The Supreme Court on Friday agreed to examine the validity of the law that makes the practice of instant divorce through triple talaq in the Muslim community a punishable offence, PTI reported. It prescribes imprisonment of up to three years for the offence, and has a provision for subsistence allowance to the offender’s wife and children.
The court issued a notice to the Centre on a batch of petitions challenging the Muslim Women (Protection of Rights on Marriage) Act, 2019. The petitions were filed by Samastha Kerala Jamiathul Ulama, which is a religious group of the Sunni Muslim scholars and clerics in Kerala, philanthropic group Jamiat Ulama-i-Hind, and Islamic scholar Amir Rashadi Madni.
A bench of Justices NV Ramana and Ajay Rastogi agreed to examine the matter after senior advocate Salman Khurshid argued that the court had declared triple talaq unconstitutional in August 2017, and there was no need to criminalise it, Live Law reported. “Why such a practice can’t be criminalised if it is still prevalent?” Ramana asked the lawyer.
Parliament passed the law criminalising instant triple talaq in July.
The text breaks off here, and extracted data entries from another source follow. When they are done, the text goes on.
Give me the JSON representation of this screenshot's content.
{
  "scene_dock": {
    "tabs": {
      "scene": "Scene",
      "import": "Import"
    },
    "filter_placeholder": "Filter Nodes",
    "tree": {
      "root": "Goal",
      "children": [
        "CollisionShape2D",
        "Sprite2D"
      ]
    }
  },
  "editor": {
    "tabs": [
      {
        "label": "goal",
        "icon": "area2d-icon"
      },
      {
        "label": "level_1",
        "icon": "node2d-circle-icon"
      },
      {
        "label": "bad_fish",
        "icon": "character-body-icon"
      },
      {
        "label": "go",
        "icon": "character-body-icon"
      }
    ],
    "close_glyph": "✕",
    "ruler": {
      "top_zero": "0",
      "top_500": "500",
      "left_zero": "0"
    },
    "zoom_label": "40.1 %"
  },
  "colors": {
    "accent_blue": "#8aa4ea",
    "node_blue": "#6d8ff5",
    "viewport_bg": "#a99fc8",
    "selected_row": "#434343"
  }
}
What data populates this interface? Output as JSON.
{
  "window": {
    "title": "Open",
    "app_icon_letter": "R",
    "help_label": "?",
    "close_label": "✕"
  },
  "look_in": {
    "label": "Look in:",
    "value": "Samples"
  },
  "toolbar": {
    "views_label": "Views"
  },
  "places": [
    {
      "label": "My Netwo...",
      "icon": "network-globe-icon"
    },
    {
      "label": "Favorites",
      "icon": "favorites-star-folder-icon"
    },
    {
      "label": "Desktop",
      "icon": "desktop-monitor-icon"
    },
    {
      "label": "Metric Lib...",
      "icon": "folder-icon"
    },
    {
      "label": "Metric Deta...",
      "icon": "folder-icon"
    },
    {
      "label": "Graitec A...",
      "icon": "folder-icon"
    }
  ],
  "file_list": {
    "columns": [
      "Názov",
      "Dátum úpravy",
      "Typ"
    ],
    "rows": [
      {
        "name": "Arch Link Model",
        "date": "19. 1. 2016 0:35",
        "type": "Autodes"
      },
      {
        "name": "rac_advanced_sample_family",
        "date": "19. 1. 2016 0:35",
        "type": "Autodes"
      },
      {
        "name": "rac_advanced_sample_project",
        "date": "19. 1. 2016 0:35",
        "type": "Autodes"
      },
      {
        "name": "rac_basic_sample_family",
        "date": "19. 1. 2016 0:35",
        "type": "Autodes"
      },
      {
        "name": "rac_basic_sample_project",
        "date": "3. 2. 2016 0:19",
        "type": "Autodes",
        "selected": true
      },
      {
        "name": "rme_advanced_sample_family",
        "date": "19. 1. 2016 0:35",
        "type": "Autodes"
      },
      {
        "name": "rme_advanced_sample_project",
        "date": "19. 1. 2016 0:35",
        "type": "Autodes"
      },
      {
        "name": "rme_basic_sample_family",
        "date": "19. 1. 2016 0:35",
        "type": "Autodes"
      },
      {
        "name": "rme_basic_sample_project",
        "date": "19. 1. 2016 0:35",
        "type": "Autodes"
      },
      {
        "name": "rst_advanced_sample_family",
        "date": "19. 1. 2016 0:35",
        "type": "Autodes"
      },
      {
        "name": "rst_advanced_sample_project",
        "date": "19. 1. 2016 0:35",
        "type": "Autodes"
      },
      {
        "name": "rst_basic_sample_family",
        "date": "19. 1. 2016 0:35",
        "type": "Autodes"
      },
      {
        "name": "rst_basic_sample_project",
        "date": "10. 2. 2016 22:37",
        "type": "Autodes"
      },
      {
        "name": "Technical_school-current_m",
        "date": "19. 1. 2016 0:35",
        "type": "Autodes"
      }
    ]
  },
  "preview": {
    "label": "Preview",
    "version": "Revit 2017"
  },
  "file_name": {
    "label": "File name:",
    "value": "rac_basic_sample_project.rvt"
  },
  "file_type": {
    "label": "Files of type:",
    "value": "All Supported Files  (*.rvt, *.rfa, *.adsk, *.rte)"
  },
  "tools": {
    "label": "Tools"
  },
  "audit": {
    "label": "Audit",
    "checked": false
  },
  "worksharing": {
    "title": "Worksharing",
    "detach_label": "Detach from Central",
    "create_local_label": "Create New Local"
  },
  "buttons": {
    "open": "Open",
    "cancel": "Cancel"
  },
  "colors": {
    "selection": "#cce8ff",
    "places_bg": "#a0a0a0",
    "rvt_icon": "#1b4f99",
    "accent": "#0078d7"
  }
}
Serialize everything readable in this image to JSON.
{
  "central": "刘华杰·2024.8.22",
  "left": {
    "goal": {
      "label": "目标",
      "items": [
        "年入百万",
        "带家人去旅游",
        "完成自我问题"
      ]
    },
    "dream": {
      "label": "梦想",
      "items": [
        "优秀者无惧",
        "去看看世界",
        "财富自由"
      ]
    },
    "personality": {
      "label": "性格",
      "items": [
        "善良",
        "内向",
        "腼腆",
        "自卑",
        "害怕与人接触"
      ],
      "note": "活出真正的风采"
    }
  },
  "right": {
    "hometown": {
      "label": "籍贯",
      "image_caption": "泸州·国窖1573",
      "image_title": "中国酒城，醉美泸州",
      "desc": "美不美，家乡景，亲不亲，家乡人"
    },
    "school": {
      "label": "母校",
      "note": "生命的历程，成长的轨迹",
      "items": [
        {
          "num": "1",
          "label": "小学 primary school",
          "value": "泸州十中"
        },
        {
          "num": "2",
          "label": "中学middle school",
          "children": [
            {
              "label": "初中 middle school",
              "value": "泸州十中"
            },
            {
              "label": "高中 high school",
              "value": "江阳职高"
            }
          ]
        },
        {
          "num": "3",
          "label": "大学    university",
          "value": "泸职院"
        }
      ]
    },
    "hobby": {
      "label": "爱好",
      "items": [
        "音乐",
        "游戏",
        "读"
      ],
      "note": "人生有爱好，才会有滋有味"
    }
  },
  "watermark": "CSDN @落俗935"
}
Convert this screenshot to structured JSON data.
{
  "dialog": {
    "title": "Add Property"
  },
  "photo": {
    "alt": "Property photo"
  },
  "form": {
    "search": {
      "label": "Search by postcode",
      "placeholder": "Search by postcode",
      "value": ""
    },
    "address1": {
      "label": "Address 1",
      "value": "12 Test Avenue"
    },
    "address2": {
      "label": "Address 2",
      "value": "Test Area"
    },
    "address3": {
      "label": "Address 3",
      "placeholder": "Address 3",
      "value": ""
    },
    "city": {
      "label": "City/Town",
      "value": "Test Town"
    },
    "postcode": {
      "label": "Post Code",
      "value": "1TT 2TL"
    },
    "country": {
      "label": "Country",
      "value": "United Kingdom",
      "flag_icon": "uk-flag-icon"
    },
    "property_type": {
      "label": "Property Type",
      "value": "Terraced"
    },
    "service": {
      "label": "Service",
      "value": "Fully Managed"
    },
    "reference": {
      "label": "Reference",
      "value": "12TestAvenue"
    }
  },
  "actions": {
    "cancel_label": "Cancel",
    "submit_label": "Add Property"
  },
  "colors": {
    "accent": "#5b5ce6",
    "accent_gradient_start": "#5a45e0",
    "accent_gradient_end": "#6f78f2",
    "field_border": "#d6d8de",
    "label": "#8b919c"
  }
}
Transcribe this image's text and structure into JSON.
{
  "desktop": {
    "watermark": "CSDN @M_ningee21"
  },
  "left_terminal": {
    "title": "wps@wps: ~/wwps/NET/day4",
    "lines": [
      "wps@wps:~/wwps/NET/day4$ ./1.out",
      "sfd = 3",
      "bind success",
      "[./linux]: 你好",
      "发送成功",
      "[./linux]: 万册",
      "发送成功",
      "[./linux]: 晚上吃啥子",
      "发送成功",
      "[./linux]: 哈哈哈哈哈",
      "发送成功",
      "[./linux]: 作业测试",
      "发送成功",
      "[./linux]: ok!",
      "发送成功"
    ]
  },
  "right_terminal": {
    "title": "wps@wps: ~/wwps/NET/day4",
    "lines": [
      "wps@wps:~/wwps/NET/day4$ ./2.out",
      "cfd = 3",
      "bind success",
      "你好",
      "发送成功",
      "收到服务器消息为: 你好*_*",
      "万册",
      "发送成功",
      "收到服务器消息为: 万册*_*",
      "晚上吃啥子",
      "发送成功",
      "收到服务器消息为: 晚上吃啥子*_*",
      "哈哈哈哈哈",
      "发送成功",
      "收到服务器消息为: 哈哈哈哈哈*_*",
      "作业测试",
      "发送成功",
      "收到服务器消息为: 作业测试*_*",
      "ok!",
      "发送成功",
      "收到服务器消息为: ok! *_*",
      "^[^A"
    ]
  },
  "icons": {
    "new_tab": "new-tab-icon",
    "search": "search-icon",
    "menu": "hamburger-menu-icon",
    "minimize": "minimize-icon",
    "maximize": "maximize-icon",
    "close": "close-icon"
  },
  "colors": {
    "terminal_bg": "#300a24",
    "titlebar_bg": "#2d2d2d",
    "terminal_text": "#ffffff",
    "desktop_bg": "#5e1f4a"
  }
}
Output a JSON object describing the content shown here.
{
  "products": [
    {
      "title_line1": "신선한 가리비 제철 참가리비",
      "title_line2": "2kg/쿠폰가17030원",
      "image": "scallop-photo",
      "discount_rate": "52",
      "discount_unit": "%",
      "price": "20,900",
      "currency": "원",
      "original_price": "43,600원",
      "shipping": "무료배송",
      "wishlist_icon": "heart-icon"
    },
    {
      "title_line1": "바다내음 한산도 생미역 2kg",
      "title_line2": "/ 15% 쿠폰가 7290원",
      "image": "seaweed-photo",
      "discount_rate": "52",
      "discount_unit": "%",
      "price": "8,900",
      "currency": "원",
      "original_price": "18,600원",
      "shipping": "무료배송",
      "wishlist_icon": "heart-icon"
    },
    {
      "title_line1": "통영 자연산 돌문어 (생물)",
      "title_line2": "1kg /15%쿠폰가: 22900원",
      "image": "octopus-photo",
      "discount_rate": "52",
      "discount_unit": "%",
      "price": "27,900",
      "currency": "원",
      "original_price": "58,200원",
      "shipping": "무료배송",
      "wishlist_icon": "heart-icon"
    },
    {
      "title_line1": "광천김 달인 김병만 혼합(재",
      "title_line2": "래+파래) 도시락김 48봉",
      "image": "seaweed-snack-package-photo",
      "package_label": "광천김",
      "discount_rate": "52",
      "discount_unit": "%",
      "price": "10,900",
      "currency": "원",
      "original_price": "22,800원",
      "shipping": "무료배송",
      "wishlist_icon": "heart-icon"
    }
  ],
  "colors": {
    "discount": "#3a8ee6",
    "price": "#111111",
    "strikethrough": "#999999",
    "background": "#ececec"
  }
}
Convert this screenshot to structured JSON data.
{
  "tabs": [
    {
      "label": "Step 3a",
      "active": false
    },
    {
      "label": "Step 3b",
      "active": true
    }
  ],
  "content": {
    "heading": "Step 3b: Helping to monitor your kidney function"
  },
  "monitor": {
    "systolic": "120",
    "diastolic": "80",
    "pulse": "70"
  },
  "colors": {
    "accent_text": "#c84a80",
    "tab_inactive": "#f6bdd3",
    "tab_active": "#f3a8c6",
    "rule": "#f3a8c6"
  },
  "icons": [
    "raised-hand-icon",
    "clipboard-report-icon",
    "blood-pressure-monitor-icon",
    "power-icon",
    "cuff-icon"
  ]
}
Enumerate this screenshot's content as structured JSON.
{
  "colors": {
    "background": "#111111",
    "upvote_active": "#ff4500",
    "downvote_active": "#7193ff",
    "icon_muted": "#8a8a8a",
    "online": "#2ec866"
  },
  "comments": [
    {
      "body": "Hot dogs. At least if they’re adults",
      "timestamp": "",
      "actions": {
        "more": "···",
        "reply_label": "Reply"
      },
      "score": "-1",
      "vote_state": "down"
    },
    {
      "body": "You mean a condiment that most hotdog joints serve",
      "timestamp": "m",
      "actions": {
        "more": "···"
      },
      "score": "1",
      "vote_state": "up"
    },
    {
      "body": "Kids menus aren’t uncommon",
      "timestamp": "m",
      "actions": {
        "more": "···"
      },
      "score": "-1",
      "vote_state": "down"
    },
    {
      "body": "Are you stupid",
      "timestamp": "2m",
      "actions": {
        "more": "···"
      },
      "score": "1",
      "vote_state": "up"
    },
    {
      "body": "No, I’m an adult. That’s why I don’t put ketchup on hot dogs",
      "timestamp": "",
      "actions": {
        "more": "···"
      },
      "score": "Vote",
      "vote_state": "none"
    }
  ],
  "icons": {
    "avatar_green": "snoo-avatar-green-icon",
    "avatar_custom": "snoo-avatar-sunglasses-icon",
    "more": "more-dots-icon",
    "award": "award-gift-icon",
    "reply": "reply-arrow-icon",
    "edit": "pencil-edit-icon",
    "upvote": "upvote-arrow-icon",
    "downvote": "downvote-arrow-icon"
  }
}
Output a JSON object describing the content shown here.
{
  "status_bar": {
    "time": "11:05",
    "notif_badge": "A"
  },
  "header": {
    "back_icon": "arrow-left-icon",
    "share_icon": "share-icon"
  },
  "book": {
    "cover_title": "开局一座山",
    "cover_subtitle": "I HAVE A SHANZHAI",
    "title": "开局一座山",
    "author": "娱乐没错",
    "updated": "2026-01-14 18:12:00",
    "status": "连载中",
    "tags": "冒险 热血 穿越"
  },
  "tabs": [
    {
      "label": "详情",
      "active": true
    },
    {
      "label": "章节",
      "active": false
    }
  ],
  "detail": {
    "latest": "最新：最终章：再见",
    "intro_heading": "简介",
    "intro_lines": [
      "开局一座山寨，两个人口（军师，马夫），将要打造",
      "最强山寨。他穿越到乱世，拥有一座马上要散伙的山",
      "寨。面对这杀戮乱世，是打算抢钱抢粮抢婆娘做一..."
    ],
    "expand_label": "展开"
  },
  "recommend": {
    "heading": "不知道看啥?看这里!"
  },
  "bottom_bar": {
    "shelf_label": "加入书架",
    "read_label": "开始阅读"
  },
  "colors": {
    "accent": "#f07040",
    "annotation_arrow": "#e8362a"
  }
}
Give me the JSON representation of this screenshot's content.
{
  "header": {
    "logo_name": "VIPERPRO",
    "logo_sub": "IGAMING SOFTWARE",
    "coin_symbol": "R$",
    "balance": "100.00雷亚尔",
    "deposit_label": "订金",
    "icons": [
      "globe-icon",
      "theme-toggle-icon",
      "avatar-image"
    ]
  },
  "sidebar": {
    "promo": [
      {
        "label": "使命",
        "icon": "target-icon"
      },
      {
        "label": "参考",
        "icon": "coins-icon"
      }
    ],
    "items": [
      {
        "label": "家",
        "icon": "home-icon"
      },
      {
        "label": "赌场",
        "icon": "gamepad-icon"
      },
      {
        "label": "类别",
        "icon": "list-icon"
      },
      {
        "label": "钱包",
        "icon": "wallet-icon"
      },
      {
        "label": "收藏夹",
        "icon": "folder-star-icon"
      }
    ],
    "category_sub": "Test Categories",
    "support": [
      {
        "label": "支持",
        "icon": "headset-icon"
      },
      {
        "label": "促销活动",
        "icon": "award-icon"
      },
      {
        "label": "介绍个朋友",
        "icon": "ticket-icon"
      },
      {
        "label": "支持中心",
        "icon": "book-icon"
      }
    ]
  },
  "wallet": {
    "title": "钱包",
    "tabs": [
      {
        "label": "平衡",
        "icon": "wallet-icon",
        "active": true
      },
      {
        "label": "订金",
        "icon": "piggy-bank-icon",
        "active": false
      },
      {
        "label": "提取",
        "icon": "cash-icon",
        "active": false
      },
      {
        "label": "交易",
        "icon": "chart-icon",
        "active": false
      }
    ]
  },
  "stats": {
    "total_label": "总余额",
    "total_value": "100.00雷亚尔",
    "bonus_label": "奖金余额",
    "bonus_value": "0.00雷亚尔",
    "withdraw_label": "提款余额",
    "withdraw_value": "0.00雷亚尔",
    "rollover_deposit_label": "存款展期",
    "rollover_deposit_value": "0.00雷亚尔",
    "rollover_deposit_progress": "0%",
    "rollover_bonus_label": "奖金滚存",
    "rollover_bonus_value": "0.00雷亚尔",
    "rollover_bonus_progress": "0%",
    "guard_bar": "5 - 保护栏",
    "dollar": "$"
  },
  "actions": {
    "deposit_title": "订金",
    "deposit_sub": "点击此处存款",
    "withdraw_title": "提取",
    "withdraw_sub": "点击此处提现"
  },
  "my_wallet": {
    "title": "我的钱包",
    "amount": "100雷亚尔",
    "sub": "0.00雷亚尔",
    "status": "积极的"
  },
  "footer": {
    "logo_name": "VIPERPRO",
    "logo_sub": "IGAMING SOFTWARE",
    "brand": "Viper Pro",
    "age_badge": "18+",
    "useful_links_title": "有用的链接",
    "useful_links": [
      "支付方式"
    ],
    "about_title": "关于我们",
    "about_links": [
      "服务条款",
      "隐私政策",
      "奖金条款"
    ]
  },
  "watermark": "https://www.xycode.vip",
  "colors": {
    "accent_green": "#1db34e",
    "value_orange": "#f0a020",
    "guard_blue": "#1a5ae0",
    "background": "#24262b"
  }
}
In his Independence Day speech, Prime Minister Narendra Modi had lauded his government’s success in passing the law. “If we can take steps against ‘Sati’ custom, female foeticide, child marriage and dowry, then why not against instant triple talaq?” he had asked.
However, several civil society members had claimed the bill was a “complete charade” and said they would petition President Ram Nath Kovind urging him not to sign it into law. They said the government was pretending to save Muslim women even as others from the community were being lynched. “After the Supreme Court in 2017 already made the pronouncement of talaq in a single setting void in law, it is an absurdity to make a person uttering it criminally liable, facing three years of imprisonment,” they said.
The signatories to the statement said the bill did not care about justice for Muslim women as imprisoning offenders for three years would leave women at the mercy of their husbands’ family. They claimed the bill did not provide financial security to the woman and her children.